Thursday, February 19, 2015

Age 15

I have always been a heavy girl. Always. I remember when I was in elementary school right up to about the start of seventh grade, I was the overweight, "fat" girl of all my classes. I felt like I was hideous and ugly and desperately tried to change myself since elementary. Can you believe it? A ten year old going on Google and typing "how to lose weight.” I never did it to please others as much as myself. Even the doctor said I had to lose weight and that's why I was trying to change myself - for my health - just like any person should.

But middle school changed everything. It was fifth grade and I was being bullied by a group of boys who called me a range of names. Anything from comparing me to the Star Wars character Chewbacca, to calling me an elephant, fat or ugly. It bothered me severely - I started eating more instead of less. I gained more weight going into sixth grade. I was obsessive. My mother put me in karate, but I never lost weight doing it.

Sixth grade was bully-free, but the impact of the bullying from the year before left me eating emotionally. I wore sweatpants and t-shirts most of the time to cover up what was underneath. 

Now it was time for seventh grade. This is where I began losing weight and not because I was being healthy, but because the bullying began once again. One boy was placed in the same class as me. He was one of my former bullies and, my God, gave me the hardest time of my life.

Everything was changing in the seventh grade for me. I was moving houses, my family was homeless for a month and he just piled on more crap. He was, and always will be, the boy who made me despise almost every aspect of my being. Everyday he called me names and got a few other boys to call me names too. One of them even told me to, "Go find a treadmill.” I would tell teachers and they would talk to him, but he wasn't one for change.

I started eating less. My mom took notice and sometimes even forced me to eat. She asked me, "Why?" I just said, "I wanna lose weight." We left it at that. She had no idea about the bullying. I was so uncomfortable with my body it was scary. Of course, I didn't get skinny, but I lost enough weight for people to take notice. But thankfully, seventh grade came to an end and I never saw that asshole again.

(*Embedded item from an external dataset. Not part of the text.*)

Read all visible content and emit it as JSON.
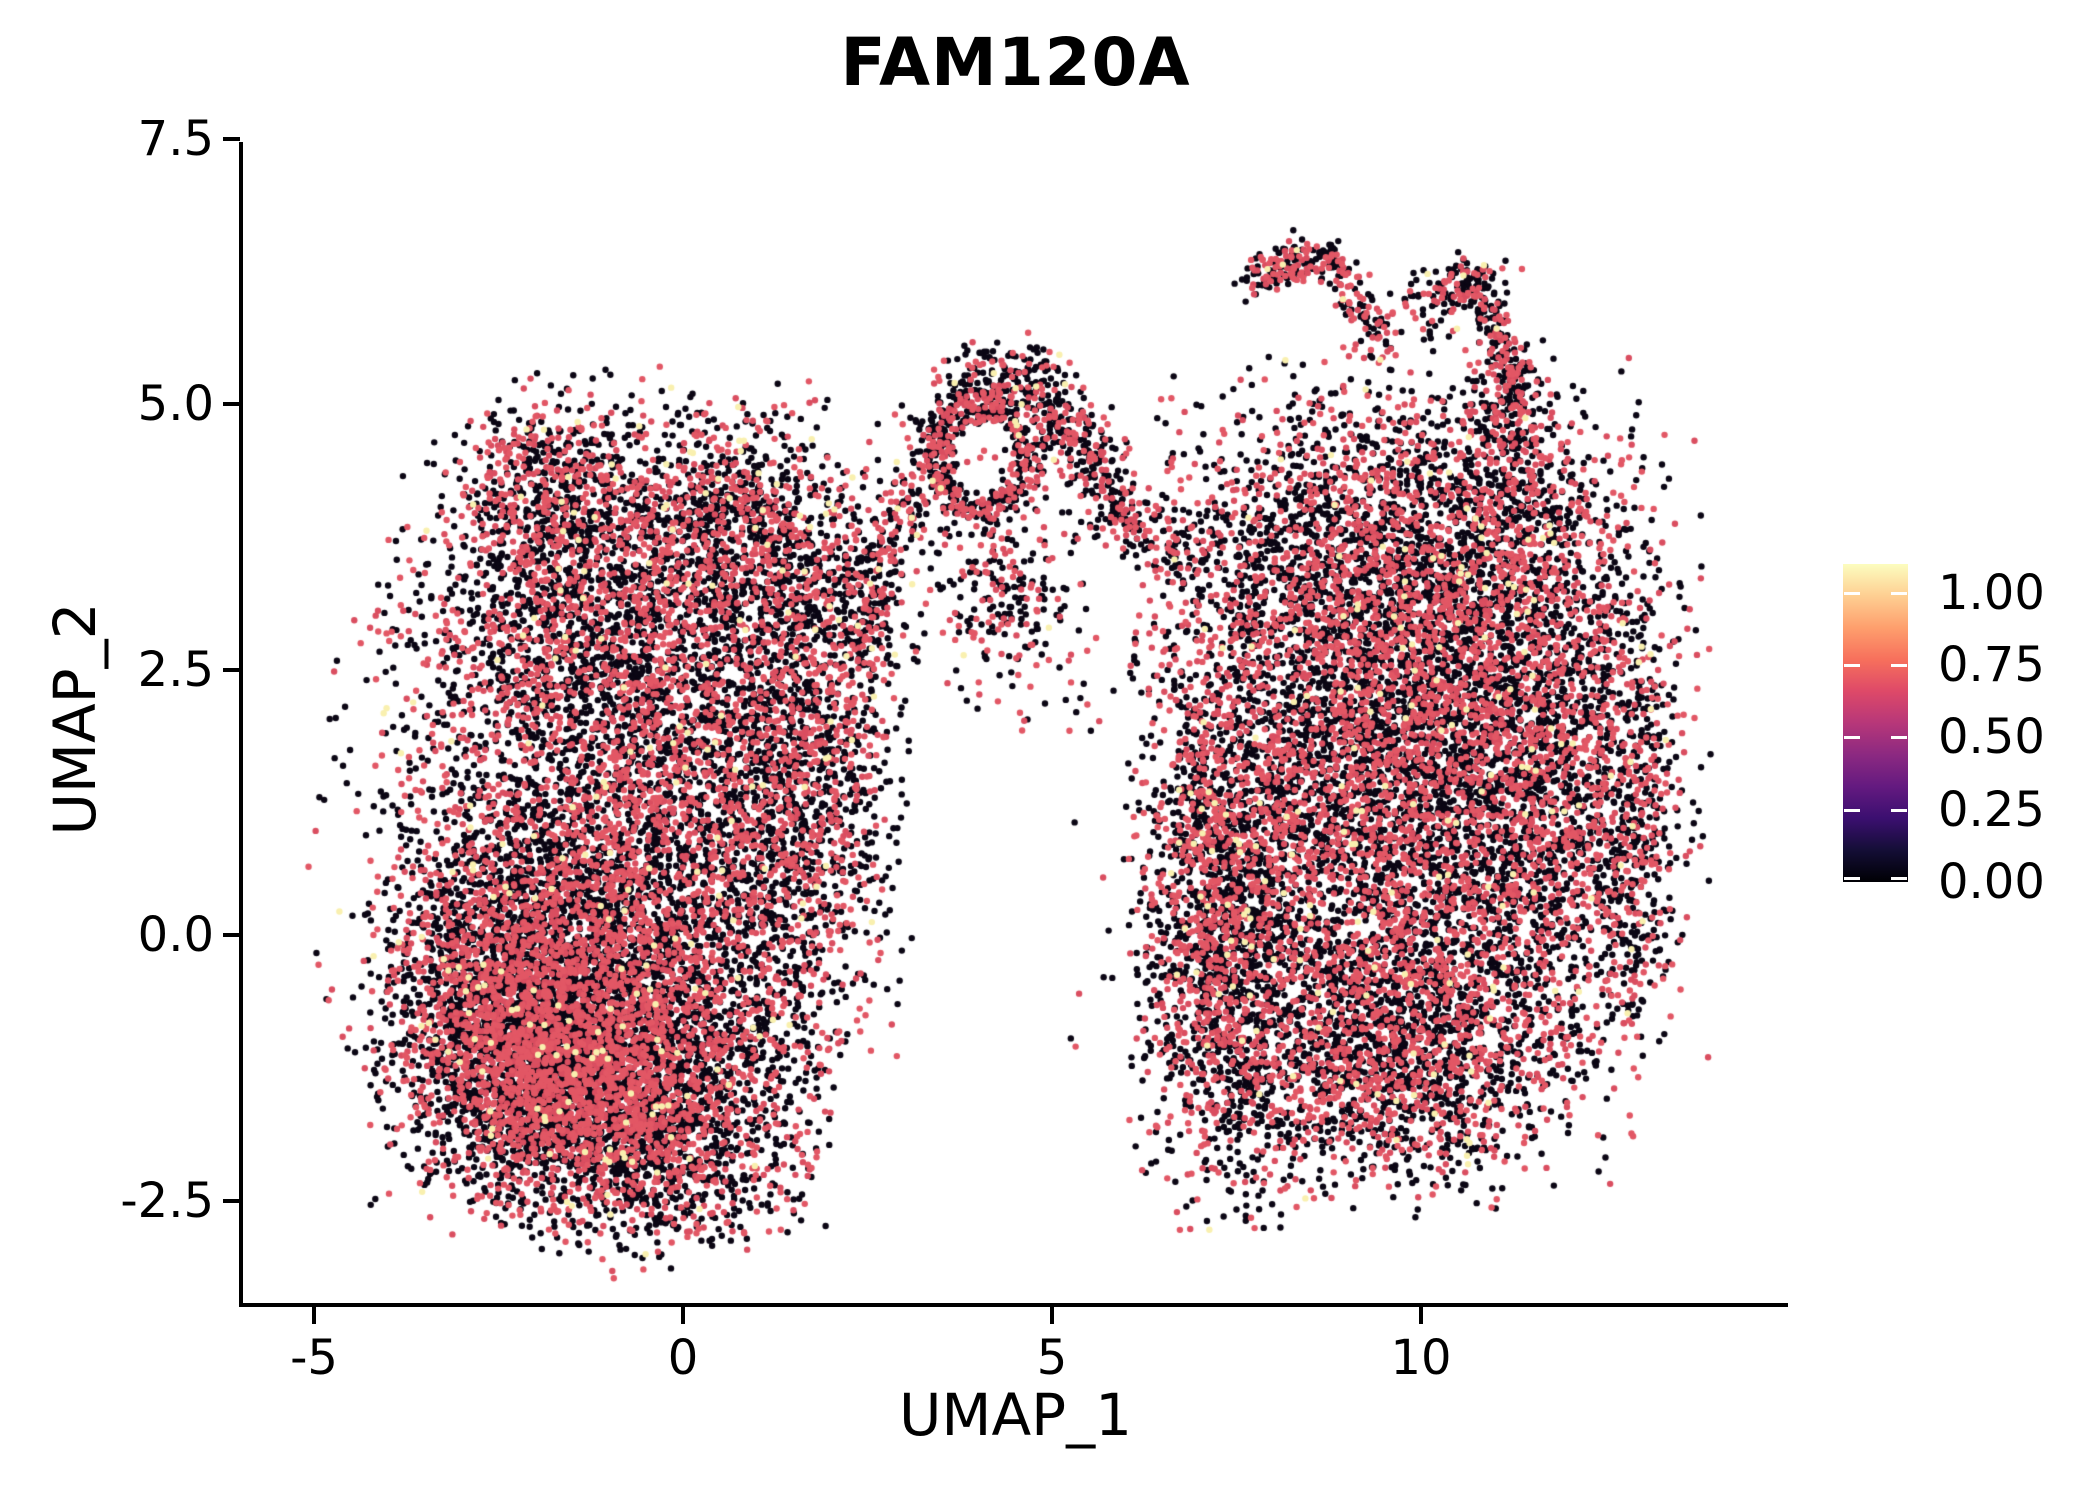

In tenth grade, which is now, my best friend used to jokingly call me ugly. I called her one day and started crying. I said, "I know I may look like an ogre, but you don't have to remind me. I know I'm ugly." She started crying and told me it was a joke and didn't mean it and thought I was beautiful, but I feel like subconsciously, somewhere in her head she thinks I'm ugly. I do too. I think about it and still cry. Words like fat and ugly stuck to me…especially coming from someone I love.

But I guess I'll be okay. My best friend stopped calling me fat and ugly. Two boys in my class once called me fat and ugly, but don't anymore. And once my friend called my fat and ugly, but I told him that he can't say things like that to me. After three years of self-harming and hating myself, I've finally began to repair my body image. I'm working on loving myself and my body. I hope one day I can come to terms with my body and accept how it is. I hope one day I can stop worrying about being skinny. Because skinny isn't beautiful, just like fat isn't ugly.